FIG. 3 (a) is a side view of the nozzle body of the same.
(B) is a top view of the same nozzle body. (C) is another side view of the above nozzle body.

FIG. 4 is an explanatory diagram for adjusting the distance between the second nozzle and the first nozzle of the above.

FIG. 5 is an enlarged front cross-sectional view of another example of the above nozzle body, in which a part thereof can be omitted.

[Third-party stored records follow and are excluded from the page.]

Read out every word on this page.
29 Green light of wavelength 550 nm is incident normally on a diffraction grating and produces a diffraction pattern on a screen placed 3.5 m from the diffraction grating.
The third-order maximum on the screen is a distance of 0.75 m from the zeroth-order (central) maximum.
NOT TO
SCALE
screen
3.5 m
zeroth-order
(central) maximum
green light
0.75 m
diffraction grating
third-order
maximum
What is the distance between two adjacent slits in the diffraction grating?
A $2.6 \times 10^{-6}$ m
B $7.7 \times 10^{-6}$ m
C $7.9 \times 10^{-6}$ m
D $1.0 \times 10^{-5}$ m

FIG. 6 is a side cross-sectional view of a second embodiment of the present invention that can be partially omitted.

[Explanation of symbols]

1 solder bath 2 ducts 3 rotation axes 4 wings 5 pumps 6 molten solder 7 Nozzle body 7a, 7b Channel body 8a, 8b nozzle 9a, 9b, 13a, 13b Standing wall 10, 14 guide 11 nozzle cap 12 long holes 15 Current plate 16 distribution board

Claims (5)

[Claims] 1. A solder bath for storing molten solder and a solder bath, which are arranged in close proximity to each other in the front-back direction of a moving direction of a printed circuit board moving above the liquid surface of the molten solder in the solder bath, and whose upper end opening is the above-mentioned molten solder. Of the first and second flow passage bodies, and the upper end openings of the first and second flow passage bodies. The first and second nozzles that generate jet waves so that the molten solder sent via the contacting portion with the lower surface of the upper printed circuit board, and the molten solder are pressurized into the first and second flow path bodies. A jet soldering device, which is equipped with a single pump for feeding. 2. The second nozzle of the second flow path body, which is on the front side in the moving direction of the printed circuit board, is obliquely downward to guide the molten solder ejected as a jet wave to the first flow path body side. The guide is provided, and the apex position of this guide and the first
2. The jet soldering device according to claim 1, wherein the distance to the first nozzle of the channel body is freely changeable. 3. The jet soldering device according to claim 2, wherein the distance to the first nozzle can be changed by replacing at least a part of the constituent member of the second nozzle. 4. The first and second flow passage bodies are integrally projected upward from the ceiling portion so that the lower end openings of both flow passage bodies communicate with the inside.
The nozzle body is provided in the solder bath, and one end of a duct for sending molten solder pressurized by a pump into the nozzle body is connected to a lower portion of the nozzle body. Provided is a flow distribution plate that hangs down from the ceiling portion between the lower end openings of the first and second flow passage bodies and divides the molten solder pressure-fed into the nozzle body from the duct into the first and second flow passage bodies. Claim 1 characterized by the above.
4. The jet soldering device according to any one of 3 to 3. 5. Melting which is disposed between the first and second flow path bodies and slightly below the liquid surface of the molten solder, jets from a nozzle attached to both flow path bodies, and returns between the flow path bodies. The jet soldering device according to any one of claims 1 to 3, further comprising a convection guide for guiding the solder in a direction parallel to both flow path bodies.